When it was over the old man sat for a second, breathing heavy. Then he handed the guitar back. "Sorry about that string, son."

"Got me another one." Tears ran down the Kid's face. He didn't want to wipe them off. He thought maybe if he just left them alone the old man might not notice. "Where...where did you learn to do that?"

"Just somethin' I figured out for my own self. Don't mean nothin'."

"Don't mean nothin'? Why, that was the most beautiful thing I ever heard in my life."

"You know anything about steam engines?"

The Kid stared at him. A couple of seconds went by. "What?"

"Steam engines. Like on that locomotive you gonna be ridin'."

The Kid just shook his head.

"Well, they had all the pieces of that steam engine lyin' around for hundreds of years. Wasn't nobody knew what to do with 'em. Then one day five, six people up and invent a steam engine, all at the same time. Ain't no explanation for it. It was just steam engine time."

"I don't get it," the Kid said. "What are you tryin' to say?"
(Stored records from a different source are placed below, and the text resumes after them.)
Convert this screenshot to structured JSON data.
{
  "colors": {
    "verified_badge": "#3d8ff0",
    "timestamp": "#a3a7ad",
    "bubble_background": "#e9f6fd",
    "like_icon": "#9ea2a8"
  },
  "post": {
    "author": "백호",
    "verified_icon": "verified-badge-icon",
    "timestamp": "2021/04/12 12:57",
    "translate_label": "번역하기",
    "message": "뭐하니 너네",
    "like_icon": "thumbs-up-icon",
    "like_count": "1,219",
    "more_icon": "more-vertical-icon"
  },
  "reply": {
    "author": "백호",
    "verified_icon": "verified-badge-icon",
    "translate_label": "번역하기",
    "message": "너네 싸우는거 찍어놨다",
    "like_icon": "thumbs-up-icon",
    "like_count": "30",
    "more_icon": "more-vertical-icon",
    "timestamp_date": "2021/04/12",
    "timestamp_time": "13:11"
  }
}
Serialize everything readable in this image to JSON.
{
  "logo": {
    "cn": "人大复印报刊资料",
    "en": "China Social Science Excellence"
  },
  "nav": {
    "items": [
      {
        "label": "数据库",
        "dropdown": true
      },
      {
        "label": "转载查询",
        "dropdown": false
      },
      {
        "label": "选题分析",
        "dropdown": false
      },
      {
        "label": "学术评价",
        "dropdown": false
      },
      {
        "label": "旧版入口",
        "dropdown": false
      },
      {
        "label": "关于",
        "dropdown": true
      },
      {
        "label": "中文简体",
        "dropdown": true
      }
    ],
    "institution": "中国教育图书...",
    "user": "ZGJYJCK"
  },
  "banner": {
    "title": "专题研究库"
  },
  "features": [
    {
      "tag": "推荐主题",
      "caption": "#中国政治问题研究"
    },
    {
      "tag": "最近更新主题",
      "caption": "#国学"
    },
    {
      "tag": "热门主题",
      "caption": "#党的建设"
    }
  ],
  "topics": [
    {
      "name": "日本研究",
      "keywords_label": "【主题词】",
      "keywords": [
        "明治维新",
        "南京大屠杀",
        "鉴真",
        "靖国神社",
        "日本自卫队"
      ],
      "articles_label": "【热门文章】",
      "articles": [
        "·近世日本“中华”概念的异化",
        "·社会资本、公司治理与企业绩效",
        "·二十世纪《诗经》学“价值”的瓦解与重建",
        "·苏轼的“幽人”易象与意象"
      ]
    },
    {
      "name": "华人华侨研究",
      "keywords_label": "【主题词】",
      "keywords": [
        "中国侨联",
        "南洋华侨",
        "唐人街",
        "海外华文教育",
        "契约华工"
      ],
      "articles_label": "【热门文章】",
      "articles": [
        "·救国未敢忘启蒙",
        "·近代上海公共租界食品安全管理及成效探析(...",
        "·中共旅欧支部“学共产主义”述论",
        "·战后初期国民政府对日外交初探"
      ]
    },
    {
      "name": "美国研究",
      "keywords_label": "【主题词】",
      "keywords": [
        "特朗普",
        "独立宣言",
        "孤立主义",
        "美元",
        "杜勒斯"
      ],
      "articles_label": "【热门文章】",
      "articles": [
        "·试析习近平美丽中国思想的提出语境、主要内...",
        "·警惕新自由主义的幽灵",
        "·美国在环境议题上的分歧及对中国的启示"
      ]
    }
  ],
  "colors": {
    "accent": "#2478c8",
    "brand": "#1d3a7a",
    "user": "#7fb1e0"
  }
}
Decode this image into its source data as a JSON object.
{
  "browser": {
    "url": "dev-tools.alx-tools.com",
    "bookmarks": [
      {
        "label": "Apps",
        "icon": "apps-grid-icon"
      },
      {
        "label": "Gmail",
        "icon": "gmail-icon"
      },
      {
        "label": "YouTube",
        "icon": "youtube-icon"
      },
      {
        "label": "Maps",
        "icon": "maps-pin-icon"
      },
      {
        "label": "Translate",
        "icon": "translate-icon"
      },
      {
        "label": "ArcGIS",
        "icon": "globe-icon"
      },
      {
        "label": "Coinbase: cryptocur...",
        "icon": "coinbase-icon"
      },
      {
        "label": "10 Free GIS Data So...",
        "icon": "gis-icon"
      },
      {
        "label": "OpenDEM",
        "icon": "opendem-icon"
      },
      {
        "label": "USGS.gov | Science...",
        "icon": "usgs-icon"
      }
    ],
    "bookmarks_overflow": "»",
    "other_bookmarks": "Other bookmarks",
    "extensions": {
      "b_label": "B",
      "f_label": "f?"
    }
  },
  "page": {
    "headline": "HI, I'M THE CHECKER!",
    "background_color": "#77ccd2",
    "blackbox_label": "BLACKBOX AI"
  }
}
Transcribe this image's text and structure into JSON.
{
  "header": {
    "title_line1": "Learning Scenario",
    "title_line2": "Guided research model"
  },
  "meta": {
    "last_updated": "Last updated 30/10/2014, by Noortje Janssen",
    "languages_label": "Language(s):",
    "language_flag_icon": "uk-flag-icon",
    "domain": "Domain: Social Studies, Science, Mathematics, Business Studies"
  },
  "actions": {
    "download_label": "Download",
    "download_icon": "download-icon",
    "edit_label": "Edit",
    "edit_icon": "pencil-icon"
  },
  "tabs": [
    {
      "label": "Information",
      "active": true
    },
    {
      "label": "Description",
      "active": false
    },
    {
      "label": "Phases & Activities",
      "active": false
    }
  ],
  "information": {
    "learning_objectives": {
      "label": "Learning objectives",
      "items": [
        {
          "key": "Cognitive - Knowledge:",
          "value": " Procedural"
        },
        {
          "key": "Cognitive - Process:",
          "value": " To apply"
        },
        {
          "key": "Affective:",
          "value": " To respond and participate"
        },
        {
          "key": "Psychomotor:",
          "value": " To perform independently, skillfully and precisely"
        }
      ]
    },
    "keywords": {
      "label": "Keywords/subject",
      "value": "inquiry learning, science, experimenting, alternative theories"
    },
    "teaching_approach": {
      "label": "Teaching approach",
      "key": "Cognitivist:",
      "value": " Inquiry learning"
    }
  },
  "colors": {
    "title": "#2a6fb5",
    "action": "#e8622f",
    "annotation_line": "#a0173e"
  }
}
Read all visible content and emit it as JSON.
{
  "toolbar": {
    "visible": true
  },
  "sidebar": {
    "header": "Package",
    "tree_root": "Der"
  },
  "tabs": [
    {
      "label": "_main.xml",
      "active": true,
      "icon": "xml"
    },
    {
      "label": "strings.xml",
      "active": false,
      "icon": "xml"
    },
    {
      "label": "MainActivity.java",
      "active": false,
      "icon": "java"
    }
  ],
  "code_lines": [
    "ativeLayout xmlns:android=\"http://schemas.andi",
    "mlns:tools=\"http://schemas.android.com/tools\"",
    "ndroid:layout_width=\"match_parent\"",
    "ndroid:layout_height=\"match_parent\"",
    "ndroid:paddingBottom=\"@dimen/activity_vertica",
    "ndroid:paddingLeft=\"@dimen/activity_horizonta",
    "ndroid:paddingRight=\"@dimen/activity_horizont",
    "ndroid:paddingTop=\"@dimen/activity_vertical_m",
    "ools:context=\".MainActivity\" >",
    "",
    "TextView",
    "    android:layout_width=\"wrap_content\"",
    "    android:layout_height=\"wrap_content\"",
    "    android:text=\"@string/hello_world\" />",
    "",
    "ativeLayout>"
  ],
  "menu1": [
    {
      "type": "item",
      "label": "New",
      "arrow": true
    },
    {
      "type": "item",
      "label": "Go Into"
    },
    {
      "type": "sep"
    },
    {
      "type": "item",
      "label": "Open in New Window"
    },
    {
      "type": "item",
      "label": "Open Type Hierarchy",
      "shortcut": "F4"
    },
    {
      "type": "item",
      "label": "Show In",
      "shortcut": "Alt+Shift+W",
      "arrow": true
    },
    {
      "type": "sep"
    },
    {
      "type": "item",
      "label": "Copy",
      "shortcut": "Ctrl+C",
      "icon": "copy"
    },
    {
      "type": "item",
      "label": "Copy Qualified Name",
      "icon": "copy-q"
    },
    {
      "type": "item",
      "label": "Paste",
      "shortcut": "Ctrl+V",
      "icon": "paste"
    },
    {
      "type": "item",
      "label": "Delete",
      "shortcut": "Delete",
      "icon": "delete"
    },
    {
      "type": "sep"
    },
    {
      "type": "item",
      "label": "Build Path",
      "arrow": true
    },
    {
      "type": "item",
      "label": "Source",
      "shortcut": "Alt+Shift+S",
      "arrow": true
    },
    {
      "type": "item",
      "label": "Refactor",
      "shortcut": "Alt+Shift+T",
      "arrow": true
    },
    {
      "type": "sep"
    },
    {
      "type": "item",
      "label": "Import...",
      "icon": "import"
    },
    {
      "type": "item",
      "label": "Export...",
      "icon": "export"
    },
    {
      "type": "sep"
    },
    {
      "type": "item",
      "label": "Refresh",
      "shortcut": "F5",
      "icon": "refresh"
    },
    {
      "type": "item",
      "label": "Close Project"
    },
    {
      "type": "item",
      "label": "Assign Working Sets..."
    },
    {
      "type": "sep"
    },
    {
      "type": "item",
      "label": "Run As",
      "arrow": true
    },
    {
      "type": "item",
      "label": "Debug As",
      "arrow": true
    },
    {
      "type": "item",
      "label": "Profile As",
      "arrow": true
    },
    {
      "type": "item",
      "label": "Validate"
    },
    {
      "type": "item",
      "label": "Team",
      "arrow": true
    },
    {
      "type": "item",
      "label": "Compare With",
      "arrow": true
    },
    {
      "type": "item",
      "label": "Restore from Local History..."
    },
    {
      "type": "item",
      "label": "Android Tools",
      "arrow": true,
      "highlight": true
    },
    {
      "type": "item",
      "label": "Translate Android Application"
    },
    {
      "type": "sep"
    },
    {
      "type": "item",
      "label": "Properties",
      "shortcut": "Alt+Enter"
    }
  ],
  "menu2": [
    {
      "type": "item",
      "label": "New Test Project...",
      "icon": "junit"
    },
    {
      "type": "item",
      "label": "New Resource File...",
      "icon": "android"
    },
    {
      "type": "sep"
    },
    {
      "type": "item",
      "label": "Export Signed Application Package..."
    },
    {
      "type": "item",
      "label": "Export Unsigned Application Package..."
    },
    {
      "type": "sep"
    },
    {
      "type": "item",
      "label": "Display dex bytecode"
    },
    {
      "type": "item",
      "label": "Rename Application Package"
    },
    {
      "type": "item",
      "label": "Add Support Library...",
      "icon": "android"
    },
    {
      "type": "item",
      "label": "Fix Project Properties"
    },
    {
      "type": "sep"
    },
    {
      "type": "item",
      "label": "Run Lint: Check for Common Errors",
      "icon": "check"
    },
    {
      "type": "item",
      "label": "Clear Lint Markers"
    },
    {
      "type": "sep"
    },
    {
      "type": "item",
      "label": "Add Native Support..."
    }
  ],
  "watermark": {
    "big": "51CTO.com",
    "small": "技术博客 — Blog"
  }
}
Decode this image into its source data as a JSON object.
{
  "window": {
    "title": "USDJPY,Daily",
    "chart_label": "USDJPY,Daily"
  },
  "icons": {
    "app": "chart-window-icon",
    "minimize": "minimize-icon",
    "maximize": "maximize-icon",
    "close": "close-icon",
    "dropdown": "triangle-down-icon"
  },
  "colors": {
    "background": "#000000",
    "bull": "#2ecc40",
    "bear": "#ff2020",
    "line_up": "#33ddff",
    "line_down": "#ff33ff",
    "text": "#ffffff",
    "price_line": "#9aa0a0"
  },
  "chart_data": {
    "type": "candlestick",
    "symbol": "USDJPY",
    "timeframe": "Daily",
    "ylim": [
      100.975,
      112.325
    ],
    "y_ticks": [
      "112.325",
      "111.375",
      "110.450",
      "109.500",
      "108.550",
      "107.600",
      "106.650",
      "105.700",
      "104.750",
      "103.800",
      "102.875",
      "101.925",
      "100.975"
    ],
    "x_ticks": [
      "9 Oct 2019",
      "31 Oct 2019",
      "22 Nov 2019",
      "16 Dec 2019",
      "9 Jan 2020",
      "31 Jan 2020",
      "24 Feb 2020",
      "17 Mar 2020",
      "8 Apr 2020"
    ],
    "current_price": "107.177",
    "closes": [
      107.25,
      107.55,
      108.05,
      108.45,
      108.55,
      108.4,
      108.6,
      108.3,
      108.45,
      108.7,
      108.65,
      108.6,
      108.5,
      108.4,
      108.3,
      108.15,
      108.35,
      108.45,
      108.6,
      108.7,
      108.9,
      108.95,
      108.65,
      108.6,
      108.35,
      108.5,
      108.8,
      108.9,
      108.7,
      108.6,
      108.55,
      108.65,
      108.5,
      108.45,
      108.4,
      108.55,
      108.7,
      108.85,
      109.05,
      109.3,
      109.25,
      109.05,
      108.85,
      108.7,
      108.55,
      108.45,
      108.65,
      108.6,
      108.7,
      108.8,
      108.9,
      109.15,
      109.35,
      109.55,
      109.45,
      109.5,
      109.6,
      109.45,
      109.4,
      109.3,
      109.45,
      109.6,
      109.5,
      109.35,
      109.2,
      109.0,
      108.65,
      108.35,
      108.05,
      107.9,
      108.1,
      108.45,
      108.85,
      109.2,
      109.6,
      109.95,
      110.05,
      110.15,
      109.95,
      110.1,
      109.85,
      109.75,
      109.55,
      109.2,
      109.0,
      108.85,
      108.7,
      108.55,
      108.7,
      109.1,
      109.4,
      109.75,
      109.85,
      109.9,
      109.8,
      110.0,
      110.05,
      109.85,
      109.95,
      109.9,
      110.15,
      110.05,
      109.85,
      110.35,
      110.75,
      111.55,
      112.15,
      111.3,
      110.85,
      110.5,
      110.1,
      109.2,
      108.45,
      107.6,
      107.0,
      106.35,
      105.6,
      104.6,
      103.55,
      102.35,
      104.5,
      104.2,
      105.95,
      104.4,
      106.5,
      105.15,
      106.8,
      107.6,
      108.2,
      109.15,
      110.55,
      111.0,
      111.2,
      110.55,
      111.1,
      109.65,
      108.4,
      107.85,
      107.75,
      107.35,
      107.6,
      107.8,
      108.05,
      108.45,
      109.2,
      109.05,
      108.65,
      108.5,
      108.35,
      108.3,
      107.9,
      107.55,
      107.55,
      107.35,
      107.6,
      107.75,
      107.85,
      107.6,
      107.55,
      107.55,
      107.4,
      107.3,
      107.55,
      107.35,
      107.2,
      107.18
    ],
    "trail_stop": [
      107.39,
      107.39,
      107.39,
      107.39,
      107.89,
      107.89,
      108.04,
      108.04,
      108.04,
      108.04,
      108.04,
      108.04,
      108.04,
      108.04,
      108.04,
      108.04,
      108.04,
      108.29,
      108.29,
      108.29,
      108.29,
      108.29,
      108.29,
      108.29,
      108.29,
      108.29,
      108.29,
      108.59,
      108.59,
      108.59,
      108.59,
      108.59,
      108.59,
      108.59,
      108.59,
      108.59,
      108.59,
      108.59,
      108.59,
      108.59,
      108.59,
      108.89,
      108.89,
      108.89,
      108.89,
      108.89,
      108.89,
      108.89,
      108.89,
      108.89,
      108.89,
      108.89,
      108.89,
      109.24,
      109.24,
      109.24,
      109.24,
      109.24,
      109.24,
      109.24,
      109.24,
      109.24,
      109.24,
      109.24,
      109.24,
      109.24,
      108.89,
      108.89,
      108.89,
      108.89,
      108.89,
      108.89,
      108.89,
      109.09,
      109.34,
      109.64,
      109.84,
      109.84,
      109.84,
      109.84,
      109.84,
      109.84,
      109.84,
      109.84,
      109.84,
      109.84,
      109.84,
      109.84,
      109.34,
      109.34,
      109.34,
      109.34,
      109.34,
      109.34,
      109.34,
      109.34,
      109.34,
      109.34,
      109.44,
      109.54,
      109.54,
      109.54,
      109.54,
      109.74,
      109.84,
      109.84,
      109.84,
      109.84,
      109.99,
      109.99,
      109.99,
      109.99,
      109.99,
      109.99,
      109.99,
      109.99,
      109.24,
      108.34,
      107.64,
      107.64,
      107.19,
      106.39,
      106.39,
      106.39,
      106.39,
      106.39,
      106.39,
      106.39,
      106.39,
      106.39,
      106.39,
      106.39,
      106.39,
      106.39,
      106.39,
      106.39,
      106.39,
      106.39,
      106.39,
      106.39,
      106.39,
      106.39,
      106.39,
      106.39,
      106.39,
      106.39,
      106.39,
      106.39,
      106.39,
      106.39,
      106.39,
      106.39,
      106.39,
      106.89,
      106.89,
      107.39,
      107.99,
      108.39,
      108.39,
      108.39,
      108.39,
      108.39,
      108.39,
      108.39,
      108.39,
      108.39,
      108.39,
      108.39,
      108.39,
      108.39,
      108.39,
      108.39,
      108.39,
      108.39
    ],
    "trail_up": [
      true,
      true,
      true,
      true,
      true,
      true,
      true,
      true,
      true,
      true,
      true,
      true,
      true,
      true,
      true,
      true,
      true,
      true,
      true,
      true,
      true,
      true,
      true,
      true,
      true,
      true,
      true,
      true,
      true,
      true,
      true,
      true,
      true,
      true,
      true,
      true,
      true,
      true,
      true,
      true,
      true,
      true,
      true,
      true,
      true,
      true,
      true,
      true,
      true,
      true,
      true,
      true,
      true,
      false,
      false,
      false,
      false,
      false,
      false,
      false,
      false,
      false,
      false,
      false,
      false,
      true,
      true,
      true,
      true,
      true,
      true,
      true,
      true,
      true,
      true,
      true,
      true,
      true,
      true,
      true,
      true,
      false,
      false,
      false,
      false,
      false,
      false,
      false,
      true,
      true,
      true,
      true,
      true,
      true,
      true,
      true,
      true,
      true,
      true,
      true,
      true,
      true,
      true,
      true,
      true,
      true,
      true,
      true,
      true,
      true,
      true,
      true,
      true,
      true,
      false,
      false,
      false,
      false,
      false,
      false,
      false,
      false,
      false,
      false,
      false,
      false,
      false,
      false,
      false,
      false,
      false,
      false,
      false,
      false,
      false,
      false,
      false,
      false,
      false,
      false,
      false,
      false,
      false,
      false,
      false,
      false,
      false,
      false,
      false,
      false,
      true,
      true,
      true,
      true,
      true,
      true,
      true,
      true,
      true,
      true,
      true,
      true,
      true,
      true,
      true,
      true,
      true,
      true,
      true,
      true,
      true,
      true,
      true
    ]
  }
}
The old man stood up and pointed at the guitar. "Just that you lookin' for a life of misery, boy. Because the time for that thing ain't here yet."

Just before dawn, as the train headed west toward New Mexico, it started to rain. The Kid woke up to lightning stitched across the sky. It made him think about electric streetcars and electric lights. If electricity could make a light brighter, why couldn't it make a guitar louder? Then they'd have to listen.

He drifted back to sleep and dreamed of electric guitars.